Minutes after first exposure 30 45 60
Old 8 12 14
New 17 28 14

The black bars (new) are significantly longer than the white bars (old) after 30 and 45 minutes, but not after 60 minutes.  Therefore, the normal rats recognized the old objects after 30 and 45 minutes, but not after 60 minutes.

Figure 3 Graph D (also below the article-summary cutoff) shows how much time different types of rats spent exploring old and new objects.  The "RGS" group is rats given the gene therapy, but in parietal cortex rather than in V2.

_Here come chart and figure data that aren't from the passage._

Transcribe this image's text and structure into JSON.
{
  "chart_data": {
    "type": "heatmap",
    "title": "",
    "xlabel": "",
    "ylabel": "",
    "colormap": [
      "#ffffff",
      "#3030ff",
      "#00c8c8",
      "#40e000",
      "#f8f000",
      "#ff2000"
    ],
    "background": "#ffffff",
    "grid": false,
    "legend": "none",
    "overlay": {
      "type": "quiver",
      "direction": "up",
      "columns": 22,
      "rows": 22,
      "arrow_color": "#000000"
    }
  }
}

Here it is in HTML form: How much time the rats spent exploring old and new objects, by rat type:

Rat type Normal (after 45 min) Parietal RGS (after 60 min)
Old 10 11
New 27 12

Parietal RGS rats displayed no difference in time spent exploring old and new objects after 60 minutes; therefore, this gene therapy to parietal cortex does not improve ORM.

To recap:

  1. We conclude that rats no longer recognize an old object if they spend about the same time investigating it as investigating a new object.
  2. Normal rats spend the same time investigating old and new objects 60 minutes after first exposure to the old object.
  3. Parietal RGS rats also spend the same time investigating old and new objects after 60 minutes.
  4. Therefore, normal rats and parietal RGS rats both lose ORM by 60 minutes.

So why don't I buy it?

Figure 1 (look at A).

Fig. 1 Animal performance on ORM task.

Figure 3 (look at D):

Fig. 3 Ox7-SAP injection in layer 6 and determination of ORM.

(Original image is here.)

The investigators were trying to determine when rats recognized an old object.  So what's most relevant is how much time they spent investigating the old object.  The time spent investigating new objects is probably supposed to control for variations in their testing procedure.

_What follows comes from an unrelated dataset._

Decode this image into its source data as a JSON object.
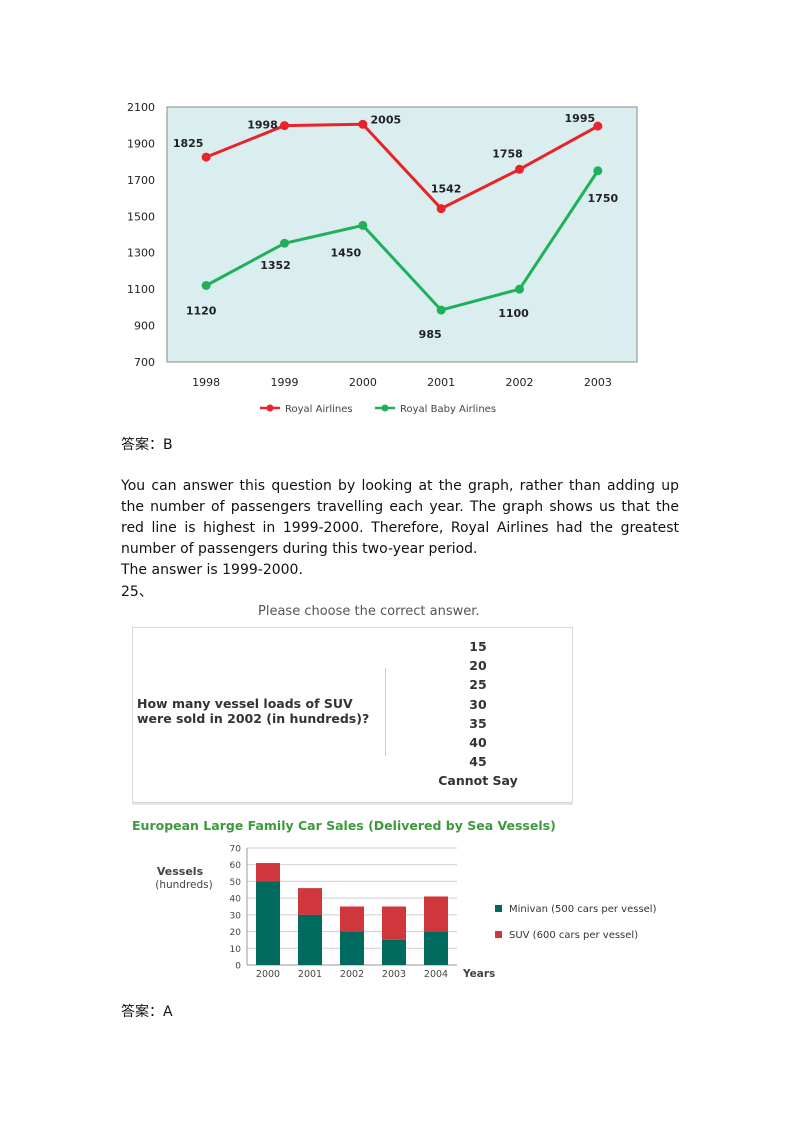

But in both of the graphs, we see that they are claiming that rats failed to recognize an old object in the 60-minute condition, even though they spent the same amount of time investigating it as in the other conditions.  The difference was only in their response to new objects.  The test methodology assumes that the response to new objects is always the same.

Look at the error bars on those graphs.  The black bars are supposed to all be the same height (except in 1B and 1C).  Yet we see they differ across conditions by what looks like about 10 standard deviations in several cases.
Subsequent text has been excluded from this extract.